What a Bachelor Needs (Bachelor Auction Book 4)(3)



She’d flinched at his approach and had tried to wedge herself between brick wall and dumpster. Hiding, but it hadn’t worked.

“I’m okay,” she’d offered next. “Just resting.”

Just king-hit by the human filth who’d fled the deserted street the moment Jett had turned into it. He’d seen the hit, seen her go down. He’d never been able to unsee it.

“Did he take anything? Did he rob you?” he’d asked and she’d started to laugh helplessly, hopelessly, lost in the grip of shock or hysteria.

She’d raised her hand to her head, tried to tuck her fall of chestnut brown hair behind one ear, and faint light had glinted off her wedding ring when her hand had come away gleaming. Her laughter had tapered off into puzzled silence as she’d looked at the blood uncomprehendingly before putting her hand to her head and collecting yet more of it to rub between thumb and fingers.

Jett had called emergency services and asked for an ambulance because she’d seemed so sleepy, so concussed, and she’d really panicked then. Tried to get up.

“I can’t,” she’d said, swaying like a willow in the wind, as she’d struggled to her feet. “I can’t be here when they come. I can’t afford it.”

He remembered asking if she’d rather be dead.

He remembered the look in her one good eye as she gave the question some serious consideration, and all the while, as she stared at him, she’d played with the ring on her finger.

“The answer’s no,” he’d growled. “Don’t you think that. Not ever. You’re worth something. You hear me?”

He didn’t think she had.

“Wait for the ambulance. I’ll wait with you and if this isn’t an emergency, they can bill me for the service.”

She’d started laughing again. “You should go,” she’d said. “You don’t know who you’re dealing with.”

“Mardie, right? It’s Mardie Griffin? I know you from school.”

She’d started swaying again, until finally he’d told her to lean against the wall, which she did, her swollen cheek to the rough brown brick.

He remembered trying to get her to stay awake and talk to him, staying awake being the most important bit, and to this day he still remembered his silent curses when she began to slip into the grey of not-quite-there.

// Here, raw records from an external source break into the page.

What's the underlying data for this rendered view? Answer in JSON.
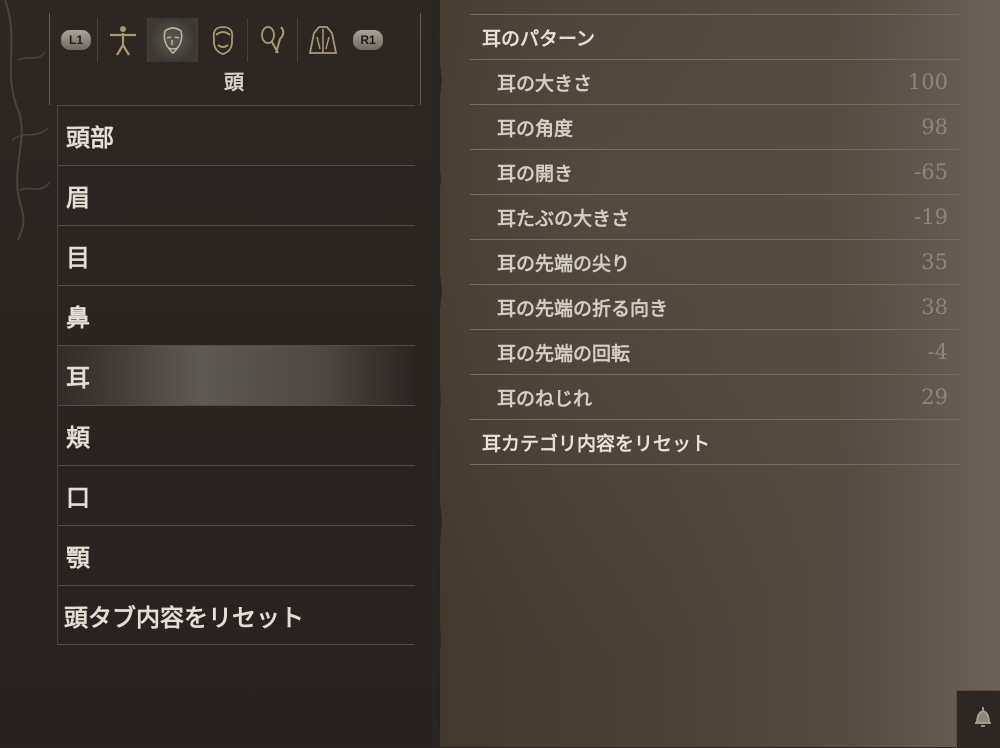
{
  "tabs": {
    "left_bumper": "L1",
    "right_bumper": "R1",
    "icons": [
      "body-icon",
      "face-icon",
      "hair-icon",
      "tools-icon",
      "torso-icon"
    ],
    "active_index": 1,
    "title": "頭"
  },
  "categories": {
    "items": [
      "頭部",
      "眉",
      "目",
      "鼻",
      "耳",
      "頬",
      "口",
      "顎"
    ],
    "selected_index": 4,
    "reset_label": "頭タブ内容をリセット"
  },
  "detail": {
    "header": "耳のパターン",
    "params": [
      {
        "label": "耳の大きさ",
        "value": "100"
      },
      {
        "label": "耳の角度",
        "value": "98"
      },
      {
        "label": "耳の開き",
        "value": "-65"
      },
      {
        "label": "耳たぶの大きさ",
        "value": "-19"
      },
      {
        "label": "耳の先端の尖り",
        "value": "35"
      },
      {
        "label": "耳の先端の折る向き",
        "value": "38"
      },
      {
        "label": "耳の先端の回転",
        "value": "-4"
      },
      {
        "label": "耳のねじれ",
        "value": "29"
      }
    ],
    "reset_label": "耳カテゴリ内容をリセット"
  },
  "colors": {
    "left_panel": "#2b2522",
    "right_panel": "#4b4137",
    "text": "#e3ddd4",
    "value_text": "#8e857b",
    "divider": "#594a3f"
  }
}
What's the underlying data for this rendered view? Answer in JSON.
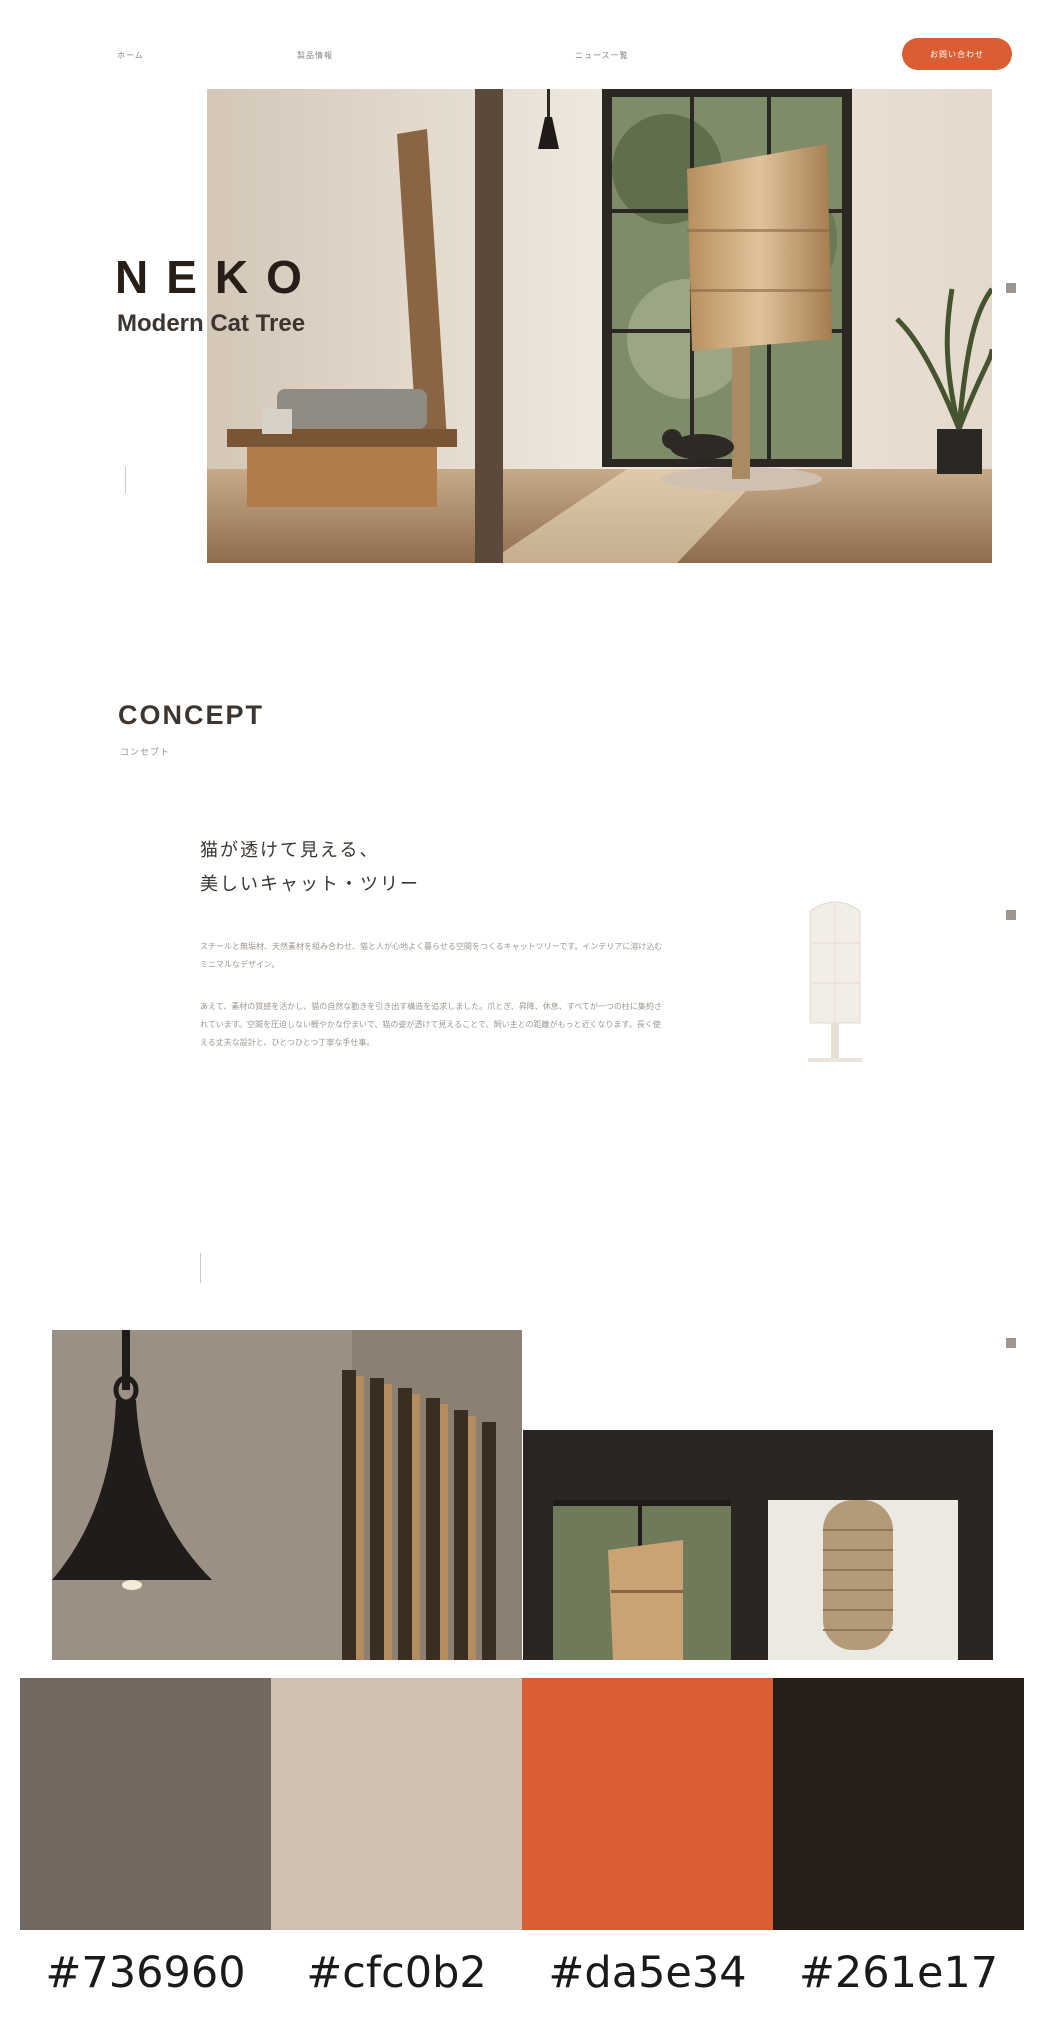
{
  "header": {
    "nav": [
      "ホーム",
      "製品情報",
      "ニュース一覧"
    ],
    "cta_label": "お問い合わせ"
  },
  "hero": {
    "brand": "NEKO",
    "tagline": "Modern Cat Tree"
  },
  "concept": {
    "title": "CONCEPT",
    "subtitle": "コンセプト",
    "headline_line1": "猫が透けて見える、",
    "headline_line2": "美しいキャット・ツリー",
    "para1": "スチールと無垢材、天然素材を組み合わせ、猫と人が心地よく暮らせる空間をつくるキャットツリーです。インテリアに溶け込むミニマルなデザイン。",
    "para2": "あえて、素材の質感を活かし、猫の自然な動きを引き出す構造を追求しました。爪とぎ、昇降、休息、すべてが一つの柱に集約されています。空間を圧迫しない軽やかな佇まいで、猫の姿が透けて見えることで、飼い主との距離がもっと近くなります。長く使える丈夫な設計と、ひとつひとつ丁寧な手仕事。"
  },
  "palette": {
    "colors": [
      "#736960",
      "#cfc0b2",
      "#da5e34",
      "#261e17"
    ],
    "labels": [
      "#736960",
      "#cfc0b2",
      "#da5e34",
      "#261e17"
    ]
  }
}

He remembered moving in and letting her lean on him when she’d threatened to topple over, and she’d been a lightweight beneath her thick winter clothing. Barely present, in body or in spirit, and he remembered telling her all sorts of random information about his own life. How he had four brothers, all older, and how as a kid he’d used to take off into the mountains, on whatever skis were handy, in order to escape all those brothers who were better, stronger, faster, and smarter than him. At everything. He’d told her about his first dog and his last one while they’d waited for help. He’d told her his favorite dessert was cherry pie from a little café on Flathead Lake, and how the first snow of the season was always the best day of the year and that gradually, over the years, skiing had become his thing. A jumble of words meant to keep her conscious and with him and to this day he didn’t know if she’d been listening to any of it, but her tremors had stopped and her breathing had evened out and the blood flow from the wound had slowed to a trickle by the time help arrived, although it started up again when he removed the pressure of his fingers.

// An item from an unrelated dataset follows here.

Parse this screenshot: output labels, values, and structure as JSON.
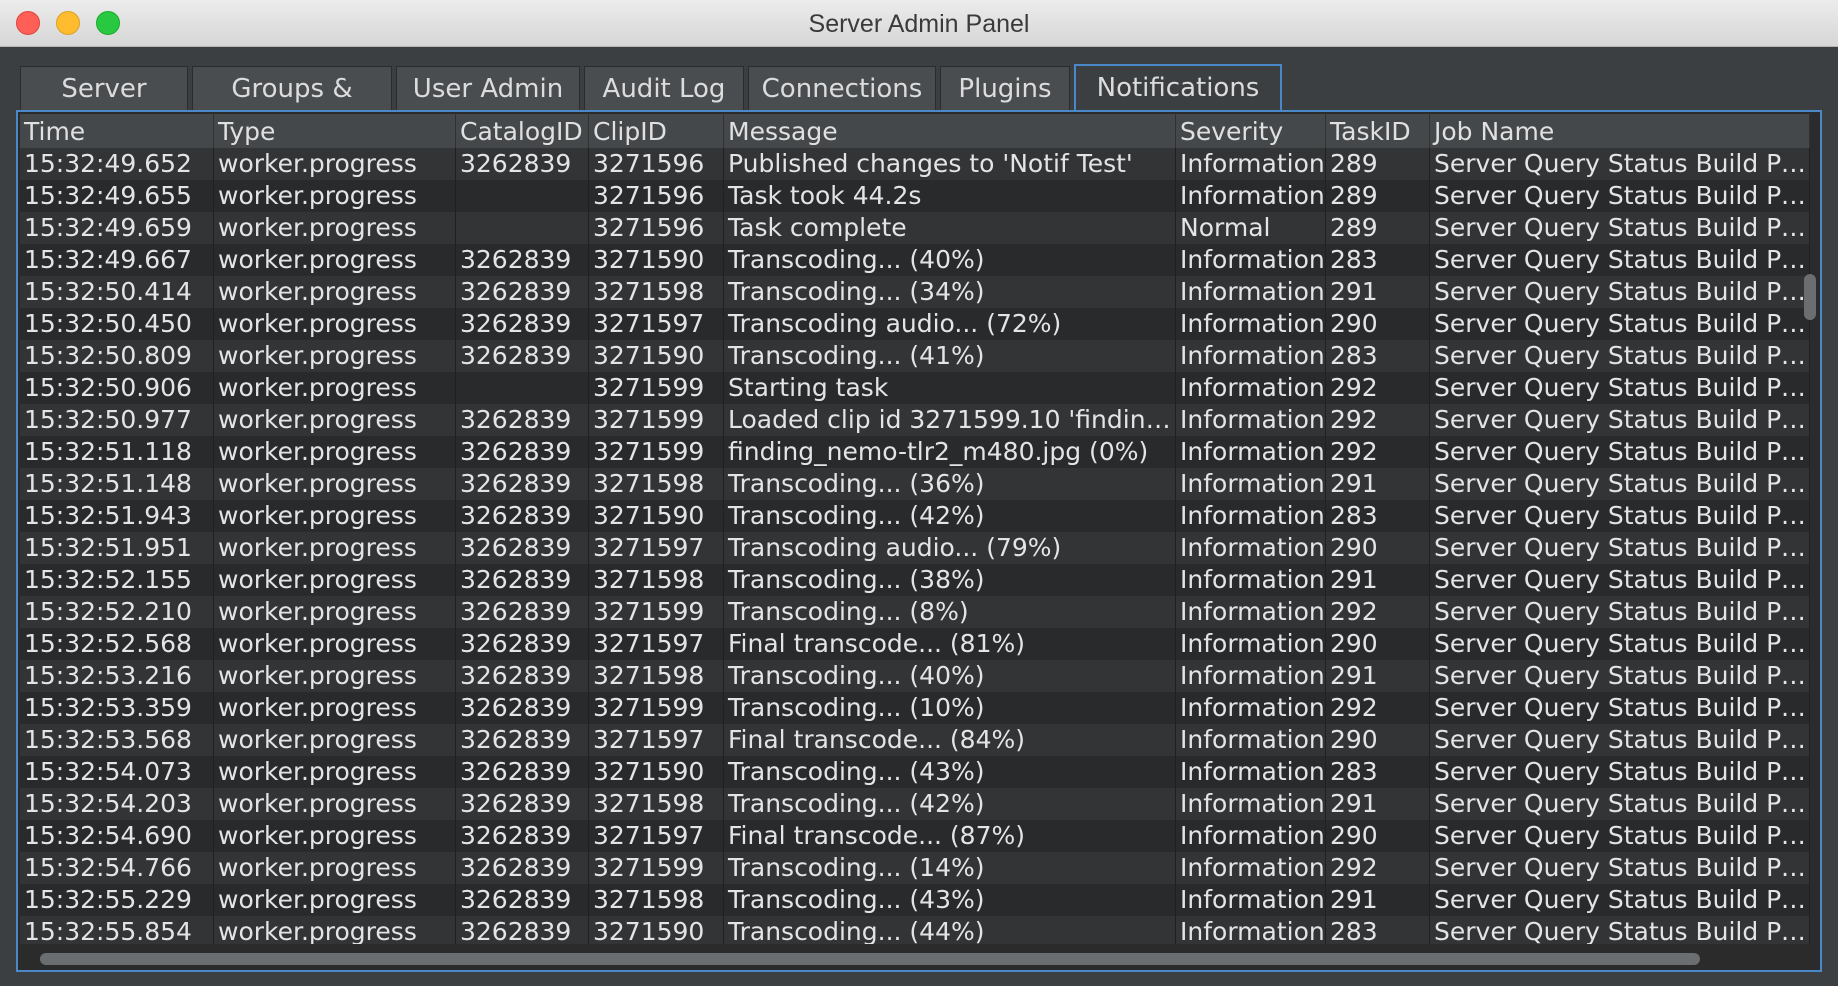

He hadn’t been able to help much when it came to identifying her attacker. Male, medium build, fairly tall, hard to tell what kind of complexion given the moonless night and the lack of light in the alley.

The bastard could run; he’d give him that. The minute Jett had turned into the tiny back street and shouted, Mardie’s attacker had lit away like a rabbit.

Mardie hadn’t been able to describe her attacker either, and when one of the ambulance officers had asked if there was anyone she could call, she’d said no. Jett had looked to her hand, for her wedding ring, only this time her fingers had been bare.

He’d studied her beautiful, broken face again. And wondered.

Maybe this hadn’t been a random act of violence inflicted by a stranger. Maybe this had been a far more intimate betrayal.

“Thank you for helping me.” She’d offered up the rictus of a smile, right before they’d put her in the ambulance.

“I’ll come with you.”

“No!” Urgency sharpened her voice. “I’m good now. I’ll be okay.”

“It’s no trouble.”

“There’s no need.”

“I can call someone from Marietta. Your parents.”

“No.” She’d tried to smile again, and that was just all-round disturbing, this keeping up of appearances. “I’ve got this.”

“Mardie, if you’re in troub—

“Thank you for staying with me. I heard you. I’m worth something. But you need to go now. Please. You’ll only make it worse.”

Jesus.

The bitch of it all was he’d done what she asked. He’d walked away. And ended up at the hospital in Bozeman, three hours later, hovering in an antiseptic-grey hallway while James Prescott Senior, esteemed Marietta lawyer, came to collect her.

The distinguished lawman had stood over Mardie as she’d signed herself out of hospital against medical advice, the ink barely dry before he’d been herding her to the door with all the care one might afford an unwanted stray.